We can also see ‘Europe PMC’ records, ‘MGnify’ and ‘MarCat’ links. These are cross-references - records which are linked to the ENA record in other resources. Let’s click on the MGnify (EMBL-EBI metagenomics service) cross reference MGYS00000410 as an example. You’ll see that this takes you to a MGnify study which allows you to explore the analyses performed by MGnify which were done using the reads in project PRJEB1787.
If you would like to learn more about exploring cross-references in ENA, please see our guide on exploring cross-references for further information.
Feel free to explore the other cross-references available for this project or look into the MGnify analyses then navigate back to the Navigation tab in PRJEB1787.
We know that project PRJEB1787 contains Samples, Experiments and Runs, which we know means that this project contains Read Files. So have a look into the Read Files tab to see a table of all the data generated as part of this project.

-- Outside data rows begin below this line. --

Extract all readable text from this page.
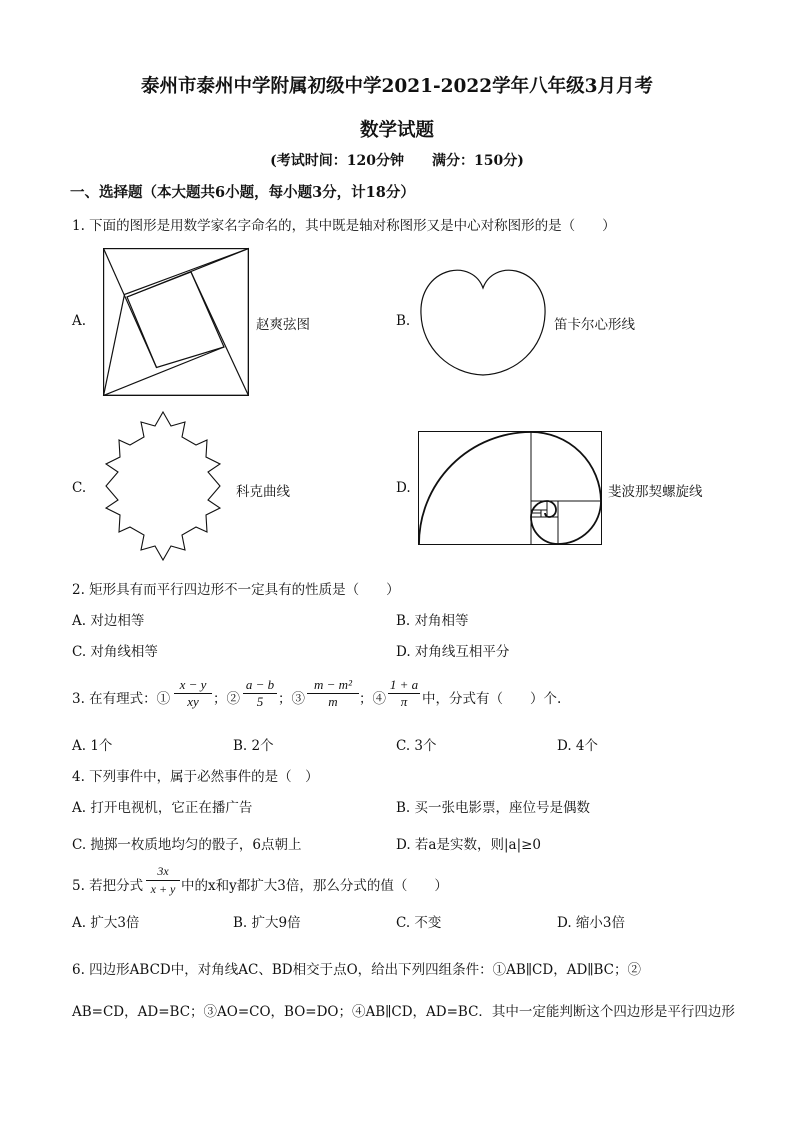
泰州市泰州中学附属初级中学2021-2022学年八年级3月月考
数学试题
(考试时间：120分钟　　满分：150分)
一、选择题（本大题共6小题，每小题3分，计18分）
1. 下面的图形是用数学家名字命名的，其中既是轴对称图形又是中心对称图形的是（　　）
A.	赵爽弦图	B.	笛卡尔心形线
C.	科克曲线	D.	斐波那契螺旋线
2. 矩形具有而平行四边形不一定具有的性质是（　　）
A. 对边相等	B. 对角相等
C. 对角线相等	D. 对角线互相平分
3. 在有理式：① $\frac{x - y}{xy}$ ；② $\frac{a - b}{5}$ ；③ $\frac{\text{m − m²}}{m}$ ；④ $\frac{1 + a}{\pi}$ 中，分式有（　　）个.
A. 1个	B. 2个	C. 3个	D. 4个
4. 下列事件中，属于必然事件的是（　）
A. 打开电视机，它正在播广告	B. 买一张电影票，座位号是偶数
C. 抛掷一枚质地均匀的骰子，6点朝上	D. 若a是实数，则|a|≥0
5. 若把分式 $\frac{3x}{x + y}$ 中的x和y都扩大3倍，那么分式的值（　　）
A. 扩大3倍	B. 扩大9倍	C. 不变	D. 缩小3倍
6. 四边形ABCD中，对角线AC、BD相交于点O，给出下列四组条件：①AB∥CD，AD∥BC；②
AB=CD，AD=BC；③AO=CO，BO=DO；④AB∥CD，AD=BC．其中一定能判断这个四边形是平行四边形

Have a look at what additional metadata you can view in the table using the ‘Show selected columns’ drop down. Also, have a look at what files you can download as part of this project.

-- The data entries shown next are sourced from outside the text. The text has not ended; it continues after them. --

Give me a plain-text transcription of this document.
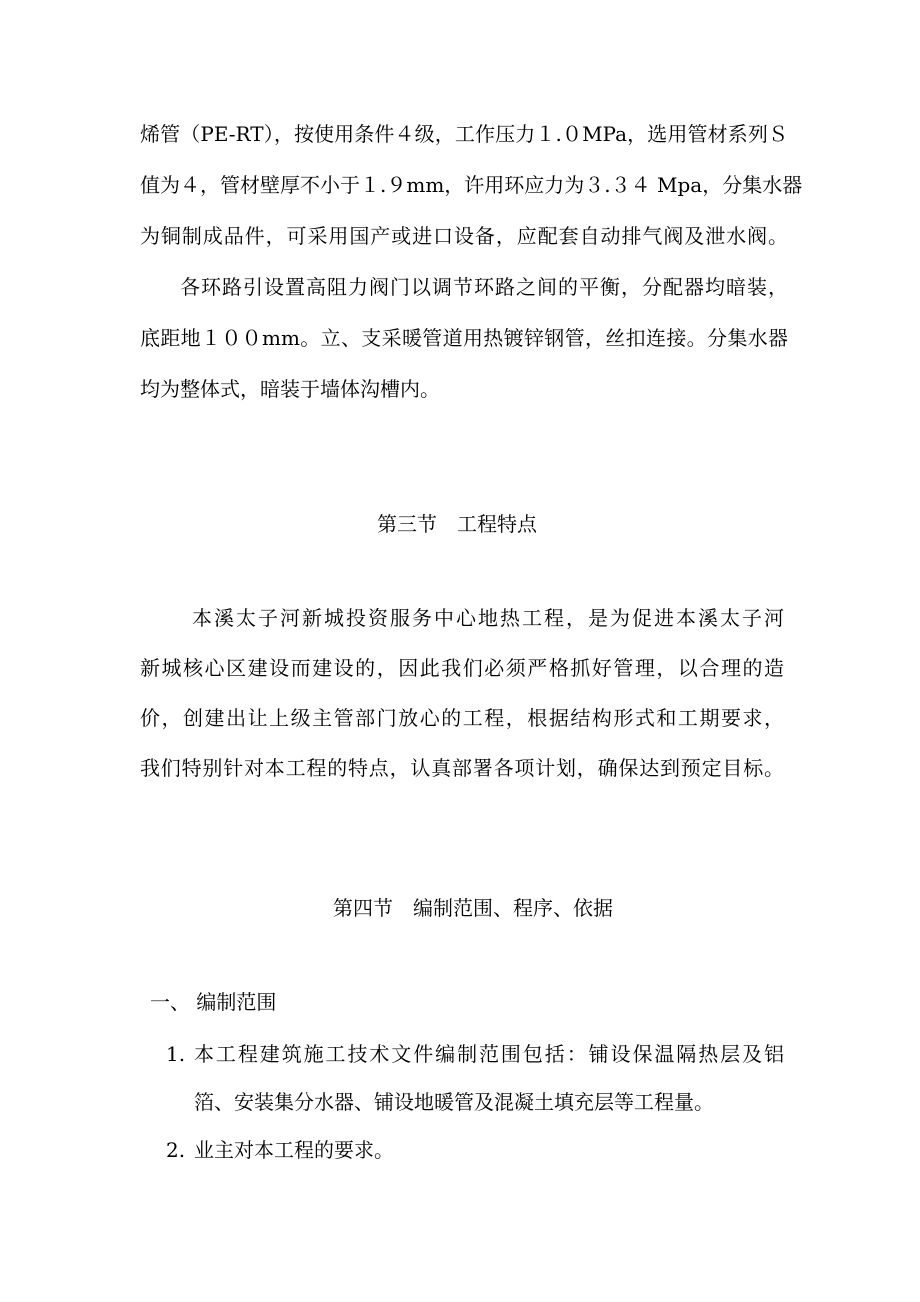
烯管（PE-RT），按使用条件４级，工作压力１.０MPa，选用管材系列Ｓ
值为４，管材壁厚不小于１.９mm，许用环应力为３.３４ Mpa，分集水器
为铜制成品件，可采用国产或进口设备，应配套自动排气阀及泄水阀。
各环路引设置高阻力阀门以调节环路之间的平衡，分配器均暗装，
底距地１００mm。立、支采暖管道用热镀锌钢管，丝扣连接。分集水器
均为整体式，暗装于墙体沟槽内。
第三节　工程特点
本溪太子河新城投资服务中心地热工程，是为促进本溪太子河
新城核心区建设而建设的，因此我们必须严格抓好管理，以合理的造
价，创建出让上级主管部门放心的工程，根据结构形式和工期要求，
我们特别针对本工程的特点，认真部署各项计划，确保达到预定目标。
第四节　编制范围、程序、依据
一、 编制范围
1. 本工程建筑施工技术文件编制范围包括：铺设保温隔热层及铝
箔、安装集分水器、铺设地暖管及混凝土填充层等工程量。
2. 业主对本工程的要求。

Looking into Sample Records¶
If you want to know any specific details about the samples that were collected (and sequenced) during the research project, you can look into the Sample records that are within the Project.
Sample records contain the most extensive metadata. These explain how the data was collected and can be used to understand and better interpret the contents of any related data files. For example, navigate to sample SAMEA2591108 (ERS478017) either in the Read Files table or through the Navigation tab.
From within this sample record, you can still see the read files that were part of the original project. But from here you can also see other uses of the data associated with this sample. In particular, you’ll notice that you can now see an Analysis Files tab:
When you click on the Analysis Files tab, you can see a number of analyses of the raw read data. Within this table you can also see that these are linked to different ENA Projects:
By looking into the sample record you are able to further explore re-uses of that sample or the raw data associated with it.
The ‘Additional Attributes’ tab is one of the most important tabs. This tab holds all the metadata associated with that record. It is invaluable for details on sample records.
Navigate to the Additional Attributes tab:
Here you can see all the details of the sample collection event - when it was collected, where it was collected, at what depth etc. This information can be incredibly useful to provide context to the associated data files. It is also the metadata used to help search across records.
If you look at the main descriptions of the sample at the top of the page you will see there is a Checklist record listed (ERC000030). A sample checklist is a list of mandatory, recommended or optional metadata that was required during registration of that sample. Checklists help standardise the metadata of samples to make it easier to interpret and search across them.
These checklists are developed with the help of research communities themselves to encourage submitters to provide at least the minimum information for their samples to be findable and re-usable for further research. You can see the full list of checklists here.
If you want to search for a particular type of sample (e.g. a soil sample), you can search across the archive by the checklist (e.g. searching for samples that used the GSC MIxS soil checklist). See our guide on performing an advanced search for details on how to do this.
Keep an Eye Out For Help¶
The best way to get the most of an ENA project is to explore - see what data and metadata are available and delve into any other research linked to these.
The ENA browser has several pop up Help icons which can aid you in navigating the site. Keep an eye out for any help that can assist you in exploring or interpreting records in ENA.